Senator Patterson —And you get the video.


Senator BOSWELL —Of course, there is the great light at the end of the tunnel, the light on the hill. When one goes bankrupt one applies to the Government and gets its bankruptcy video. That gives you great satisfaction of knowing that the Government is really looking after your interests.


Senator Chaney —One of your ideas, Tatey?


Senator BOSWELL —Whose idea was that?


Senator Stone —It was Senator Bolkus's idea.


Senator BOSWELL —It sounds like one of Senator Bolkus's ideas. Madam Acting Deputy President, I know that you understand small business because your husband was involved in small business before he entered politics. Let us consider the progressive taxation take from 1983 to 1990. This Government has extracted-pulled out like teeth-a 105 per cent tax increase. Total Commonwealth tax revenue has increased by 105 per cent. Total individual tax has gone up by 107 per cent. The Medicare levy has gone up; company tax has gone up by 162 per cent; sales tax has gone up by 156 per cent; Customs import duty has gone up by 73.9 per cent; and petroleum excise has gone up by 186.3 per cent. Yet this Government tells us that it has a Budget surplus. It claims that it is a wonderful economic manager and that it has a $9 billion surplus. Of course, it will have a $9 billion Budget surplus if it increases everything from sales tax and fuel excise to Customs duty and the Medicare levy. Every tax has increased, and the major impact has been felt by small business. The Government does not realise that when it increases petroleum excise by 186.3 per cent it is the small business sales representatives that pay most of it, as they travel in their cars to sell their products. These taxes are impacting on small business. It is no wonder that bankruptcies have increased by 56 per cent. I say to the Minister for Justice, who is a barrister and solicitor-and probably a very good one-that his Government needs to understand what it is doing to small business.

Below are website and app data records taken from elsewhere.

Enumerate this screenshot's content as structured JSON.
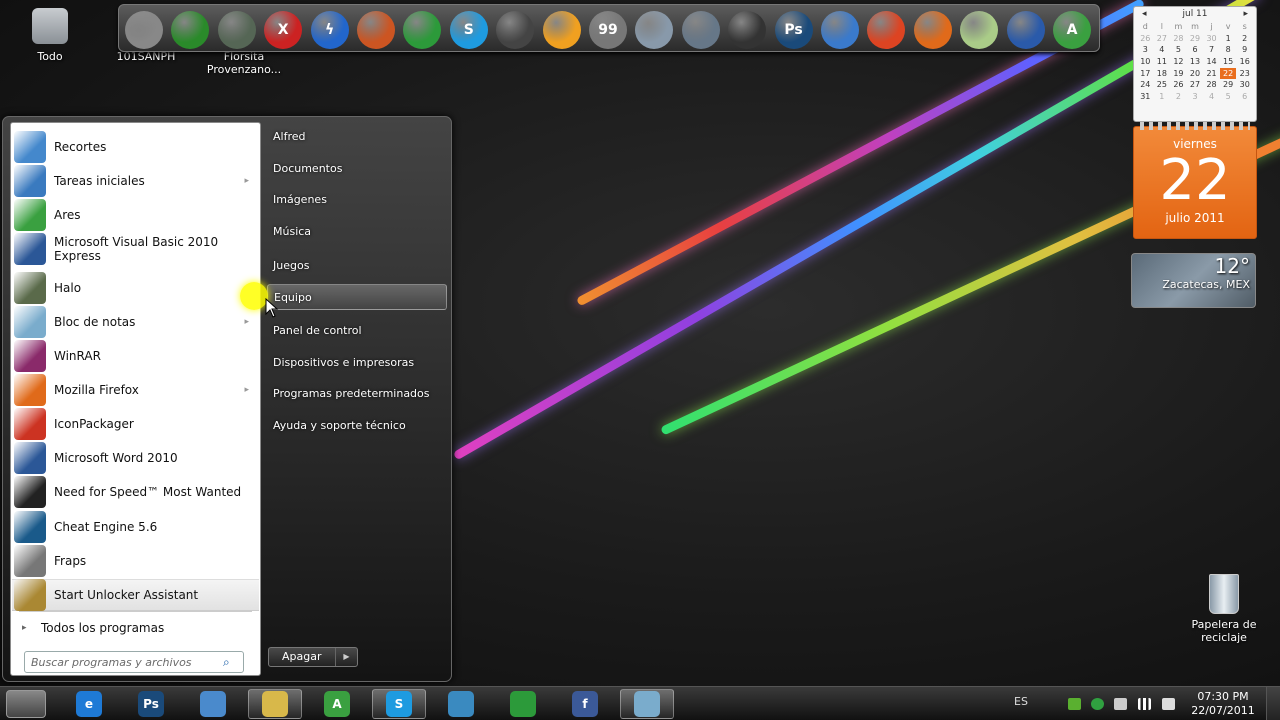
{
  "desktop": {
    "icons": [
      {
        "label": "Todo",
        "icon": "folder-icon"
      },
      {
        "label": "101SANPH",
        "icon": "folder-icon"
      },
      {
        "label": "Florsita Provenzano...",
        "icon": "game-icon"
      }
    ],
    "recycle_bin": {
      "label": "Papelera de reciclaje",
      "icon": "recycle-bin-icon"
    }
  },
  "dock": {
    "items": [
      {
        "name": "folder",
        "color": "#888888",
        "glyph": ""
      },
      {
        "name": "jamaica-ball",
        "color": "#2a8a2a",
        "glyph": ""
      },
      {
        "name": "tank-game",
        "color": "#556655",
        "glyph": ""
      },
      {
        "name": "media-x",
        "color": "#cc2222",
        "glyph": "X"
      },
      {
        "name": "flash-download",
        "color": "#2266cc",
        "glyph": "ϟ"
      },
      {
        "name": "broom",
        "color": "#cc5522",
        "glyph": ""
      },
      {
        "name": "chrome",
        "color": "#2c9a3a",
        "glyph": ""
      },
      {
        "name": "skype",
        "color": "#1e9be0",
        "glyph": "S"
      },
      {
        "name": "camcorder",
        "color": "#444444",
        "glyph": ""
      },
      {
        "name": "messenger-orange",
        "color": "#f0a020",
        "glyph": ""
      },
      {
        "name": "fraps",
        "color": "#777777",
        "glyph": "99"
      },
      {
        "name": "letter",
        "color": "#8899aa",
        "glyph": ""
      },
      {
        "name": "laptop",
        "color": "#667788",
        "glyph": ""
      },
      {
        "name": "clapper",
        "color": "#333333",
        "glyph": ""
      },
      {
        "name": "photoshop",
        "color": "#1a4a7a",
        "glyph": "Ps"
      },
      {
        "name": "chat",
        "color": "#3a7acc",
        "glyph": ""
      },
      {
        "name": "fire-gift",
        "color": "#dd4422",
        "glyph": ""
      },
      {
        "name": "firefox",
        "color": "#e06a1a",
        "glyph": ""
      },
      {
        "name": "flower",
        "color": "#aacc88",
        "glyph": ""
      },
      {
        "name": "google-earth",
        "color": "#2a5aaa",
        "glyph": ""
      },
      {
        "name": "ares",
        "color": "#3aa040",
        "glyph": "A"
      }
    ]
  },
  "calendar": {
    "month_label": "jul 11",
    "weekday_headers": [
      "d",
      "l",
      "m",
      "m",
      "j",
      "v",
      "s"
    ],
    "days": [
      [
        "26",
        "27",
        "28",
        "29",
        "30",
        "1",
        "2"
      ],
      [
        "3",
        "4",
        "5",
        "6",
        "7",
        "8",
        "9"
      ],
      [
        "10",
        "11",
        "12",
        "13",
        "14",
        "15",
        "16"
      ],
      [
        "17",
        "18",
        "19",
        "20",
        "21",
        "22",
        "23"
      ],
      [
        "24",
        "25",
        "26",
        "27",
        "28",
        "29",
        "30"
      ],
      [
        "31",
        "1",
        "2",
        "3",
        "4",
        "5",
        "6"
      ]
    ],
    "today": "22",
    "accent_color": "#e96e1e"
  },
  "big_calendar": {
    "weekday": "viernes",
    "day": "22",
    "month_year": "julio 2011"
  },
  "weather": {
    "temperature": "12°",
    "city": "Zacatecas, MEX"
  },
  "start_menu": {
    "programs": [
      {
        "label": "Recortes",
        "icon": "scissors-icon",
        "color": "#4488cc",
        "has_arrow": false
      },
      {
        "label": "Tareas iniciales",
        "icon": "getting-started-icon",
        "color": "#3a7abf",
        "has_arrow": true
      },
      {
        "label": "Ares",
        "icon": "ares-icon",
        "color": "#3aa040",
        "has_arrow": false
      },
      {
        "label": "Microsoft Visual Basic 2010 Express",
        "icon": "visual-basic-icon",
        "color": "#2b5797",
        "has_arrow": false
      },
      {
        "label": "Halo",
        "icon": "halo-icon",
        "color": "#5a6a4a",
        "has_arrow": false
      },
      {
        "label": "Bloc de notas",
        "icon": "notepad-icon",
        "color": "#7aaccc",
        "has_arrow": true
      },
      {
        "label": "WinRAR",
        "icon": "winrar-icon",
        "color": "#8a2a6a",
        "has_arrow": false
      },
      {
        "label": "Mozilla Firefox",
        "icon": "firefox-icon",
        "color": "#e06a1a",
        "has_arrow": true
      },
      {
        "label": "IconPackager",
        "icon": "iconpackager-icon",
        "color": "#cc3322",
        "has_arrow": false
      },
      {
        "label": "Microsoft Word 2010",
        "icon": "word-icon",
        "color": "#2b5797",
        "has_arrow": false
      },
      {
        "label": "Need for Speed™ Most Wanted",
        "icon": "nfs-icon",
        "color": "#222222",
        "has_arrow": false
      },
      {
        "label": "Cheat Engine 5.6",
        "icon": "cheat-engine-icon",
        "color": "#1a5a8a",
        "has_arrow": false
      },
      {
        "label": "Fraps",
        "icon": "fraps-icon",
        "color": "#777777",
        "has_arrow": false
      },
      {
        "label": "Start Unlocker Assistant",
        "icon": "wand-icon",
        "color": "#aa8833",
        "has_arrow": false
      }
    ],
    "all_programs": "Todos los programas",
    "search_placeholder": "Buscar programas y archivos",
    "right_links": [
      "Alfred",
      "Documentos",
      "Imágenes",
      "Música",
      "Juegos",
      "Equipo",
      "Panel de control",
      "Dispositivos e impresoras",
      "Programas predeterminados",
      "Ayuda y soporte técnico"
    ],
    "highlighted_link": "Equipo",
    "shutdown_label": "Apagar"
  },
  "taskbar": {
    "items": [
      {
        "name": "internet-explorer",
        "color": "#1e7ad6",
        "glyph": "e",
        "active": false
      },
      {
        "name": "photoshop",
        "color": "#1a4a7a",
        "glyph": "Ps",
        "active": false
      },
      {
        "name": "control-panel",
        "color": "#4a8acc",
        "glyph": "",
        "active": false
      },
      {
        "name": "explorer",
        "color": "#d8b84a",
        "glyph": "",
        "active": true
      },
      {
        "name": "ares",
        "color": "#3aa040",
        "glyph": "A",
        "active": false
      },
      {
        "name": "skype",
        "color": "#1e9be0",
        "glyph": "S",
        "active": true
      },
      {
        "name": "messenger",
        "color": "#3a8ac0",
        "glyph": "",
        "active": false
      },
      {
        "name": "chrome",
        "color": "#2c9a3a",
        "glyph": "",
        "active": false
      },
      {
        "name": "facebook",
        "color": "#3b5998",
        "glyph": "f",
        "active": false
      },
      {
        "name": "notepad",
        "color": "#7aaccc",
        "glyph": "",
        "active": true
      }
    ],
    "language": "ES",
    "time": "07:30 PM",
    "date": "22/07/2011"
  }
}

This Government has introduced a capital gains tax which has impacted on small businesses. Many small business want to expand by buying out other businesses. Farmers may wish to move from a smaller property to a bigger property. They have to pay a capital gains tax every time there is a roll-over. In the past, many small businesses, particularly newsagents, could afford to take a holiday only after they had sold their business. Many small business people cannot even afford to do that any more because of the capital gains tax.

This Government's tax regime has been a disaster for all small businesses. The capital gains tax, fringe benefits tax and other taxes have impacted heavily on small business. Small businesses account for much of Australia's wealth. They provide many jobs and much of the tax revenue, yet they do not receive a fair go from this Government. This Government treats the small business sector as an area from which to gather tax. This Government thinks in terms of how much sales tax it can collect from that sector, how much pay as you earn tax or capital gains tax small businesses can pay. Small businesses are the greatest milch cows that this Government has, yet it does not give small businesses one voice. It does not give small business any consideration. This Government does not have a Minister who can adequately represent the interest of small business in Cabinet, who can look at the impact of Government policy on small business. This Government's total contribution to the small business area comprises three paragraphs in its policy document. It is a shocking indictment of any government that an area which provides 52 per cent of employment, and probably most of Australia's taxation revenue, receives three paragraphs in the Australian Labor Party's policy document.

It is not good enough for the small business community. It is not good enough for Australia. I hope that this Government will look at the problem in its next six months in office, although I do not suppose there is much time left for it to do anything for small business. I suppose that the message that I can give to small business is, `Hang on by your fingernails. Help is coming. The coalition will be in government in six months time'.